Senyuman pilu terlukis di bibir Jimmy. Jauh dalam hatinya dia juga ingin melihat Jacky bisa melihat lagi.
***
Tamara menangis sesenggukan sambil menempelkan keningnya ke punggung Jacky. Dia meluapkan semua kesedihannya, membiarkan air mata menetes seperti rintik hujan gerimis yang turun membasahi bumi. "Aku nangis nggak kena baju kamu kok, Jack. Cuman numpang sandarin kening aja."
Suara Tamara bergetar masih sangat terasa kesedihannya. "Iya, kalau basah juga nggak apa-apa kali."
Jujur hal terbaik hari itu bagi Tamara adalah saat Jacky datang menegurnya, bahkan menghiburnya. Padahal dia sama sekali tidak tau ada keberuntungan di hari itu. Sebelumnya Jacky menjauh, dan Tamara kira mereka tidak akan berbicara lagi satu sama lain.
"Makasih ya, Jack."
"Hem, lo udah sepuluh kali bilang makasih."
"Iya, karena hari ini kalau bukan karena kamu, mungkin aku akan menangis sendirian."
"Jadi, menurut lo lebih baik sendiri atau berdua?"
"Tentu aja berdua, tapi aku juga lagi nggak mood ketemu orang lain, selain kamu."
Kedua mata Jacky berkedip, lalu terpejam beberapa saat sebelum lengkungan di bibirnya pun terbit.
"Kenapa?"
"Kenapa apanya?" jawab Tamara, dia menghapus air matanya lalu berjalan ke sebelah Jacky dan duduk di sana.
"Kenapa kalau gue yang nemenin lo, terus lo nggak merasa terganggu?"

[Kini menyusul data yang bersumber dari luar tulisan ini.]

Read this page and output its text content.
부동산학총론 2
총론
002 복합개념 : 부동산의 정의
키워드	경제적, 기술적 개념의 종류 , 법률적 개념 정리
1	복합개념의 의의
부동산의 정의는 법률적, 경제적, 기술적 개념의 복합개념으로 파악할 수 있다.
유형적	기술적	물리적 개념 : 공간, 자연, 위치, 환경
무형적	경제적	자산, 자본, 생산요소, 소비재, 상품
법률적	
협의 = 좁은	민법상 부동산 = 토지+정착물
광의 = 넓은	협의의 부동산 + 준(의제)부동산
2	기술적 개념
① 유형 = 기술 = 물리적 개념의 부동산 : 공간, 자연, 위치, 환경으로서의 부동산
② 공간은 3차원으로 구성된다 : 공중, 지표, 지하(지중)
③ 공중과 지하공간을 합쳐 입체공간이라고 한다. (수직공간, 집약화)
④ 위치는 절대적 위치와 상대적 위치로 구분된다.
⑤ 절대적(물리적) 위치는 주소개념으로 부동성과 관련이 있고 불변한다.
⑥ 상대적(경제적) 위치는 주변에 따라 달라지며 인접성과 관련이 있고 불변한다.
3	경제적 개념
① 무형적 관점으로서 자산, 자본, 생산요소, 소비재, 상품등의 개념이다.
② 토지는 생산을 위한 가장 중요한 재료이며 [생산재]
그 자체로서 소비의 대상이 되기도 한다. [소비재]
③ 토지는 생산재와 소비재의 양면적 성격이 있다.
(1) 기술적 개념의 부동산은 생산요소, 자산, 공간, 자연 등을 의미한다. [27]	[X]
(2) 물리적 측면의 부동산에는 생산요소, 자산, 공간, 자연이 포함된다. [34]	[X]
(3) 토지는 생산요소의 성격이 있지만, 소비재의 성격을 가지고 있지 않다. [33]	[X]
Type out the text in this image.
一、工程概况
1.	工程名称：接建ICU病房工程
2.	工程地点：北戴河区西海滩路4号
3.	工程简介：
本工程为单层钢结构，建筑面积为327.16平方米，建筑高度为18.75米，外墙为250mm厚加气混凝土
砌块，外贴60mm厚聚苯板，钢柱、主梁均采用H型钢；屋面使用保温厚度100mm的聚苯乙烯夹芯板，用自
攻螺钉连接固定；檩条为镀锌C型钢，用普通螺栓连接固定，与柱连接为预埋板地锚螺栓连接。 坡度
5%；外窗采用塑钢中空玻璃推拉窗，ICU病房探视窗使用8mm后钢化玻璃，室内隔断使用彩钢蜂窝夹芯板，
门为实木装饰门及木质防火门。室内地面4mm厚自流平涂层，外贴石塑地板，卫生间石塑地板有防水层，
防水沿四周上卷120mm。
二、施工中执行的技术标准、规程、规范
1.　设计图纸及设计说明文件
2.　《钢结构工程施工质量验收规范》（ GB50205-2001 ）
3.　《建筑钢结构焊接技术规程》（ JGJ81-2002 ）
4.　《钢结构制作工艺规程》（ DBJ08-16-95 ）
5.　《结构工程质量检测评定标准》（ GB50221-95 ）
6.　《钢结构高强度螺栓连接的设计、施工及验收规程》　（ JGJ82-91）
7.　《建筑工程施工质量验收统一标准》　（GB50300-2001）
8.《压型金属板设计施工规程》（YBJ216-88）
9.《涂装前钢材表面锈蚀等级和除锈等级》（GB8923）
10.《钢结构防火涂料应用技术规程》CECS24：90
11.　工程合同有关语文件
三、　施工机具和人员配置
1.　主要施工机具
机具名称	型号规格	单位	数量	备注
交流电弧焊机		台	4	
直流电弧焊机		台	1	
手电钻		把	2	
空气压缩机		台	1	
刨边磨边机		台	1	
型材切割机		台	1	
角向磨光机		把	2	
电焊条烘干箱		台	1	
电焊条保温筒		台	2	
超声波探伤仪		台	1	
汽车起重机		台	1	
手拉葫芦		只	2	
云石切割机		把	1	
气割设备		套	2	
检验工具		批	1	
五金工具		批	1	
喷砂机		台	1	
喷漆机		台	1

Tamara tersenyum, dia menarik napas dalam-dalam, menghembuskan nya perlahan. "Nggak tau. Tapi aku merasa takut kamu marah dan nggak mau berteman dengan aku, Jack. Jujur, aku nggak pernah anggap kamu berbeda dengan aku, hanya karena kamu nggak bisa melihat dengan jelas. Menurutku, berteman dengan kamu, nggak perlu banyak syarat. Aku ngerasa nyaman, tapi aku juga nggak mau kalau kamu justru sebaliknya. Kamu mungkin merasa nggak nyaman dengan keberadaan aku."
Jacky mengacungkan tongkatnya ke atas, membuat Tamara bertanya dalam hati, apa yang sedang dilakukannya.
"Mungkin lo ngerasa gue terlalu insecure dengan keadaan gue sendiri, Mara. Padahal, gue bukan hanya sekedar insecure. Gue merasa jangankan untuk percaya dengan orang lain. Terhadap diri sendiri aja, gue nggak percaya."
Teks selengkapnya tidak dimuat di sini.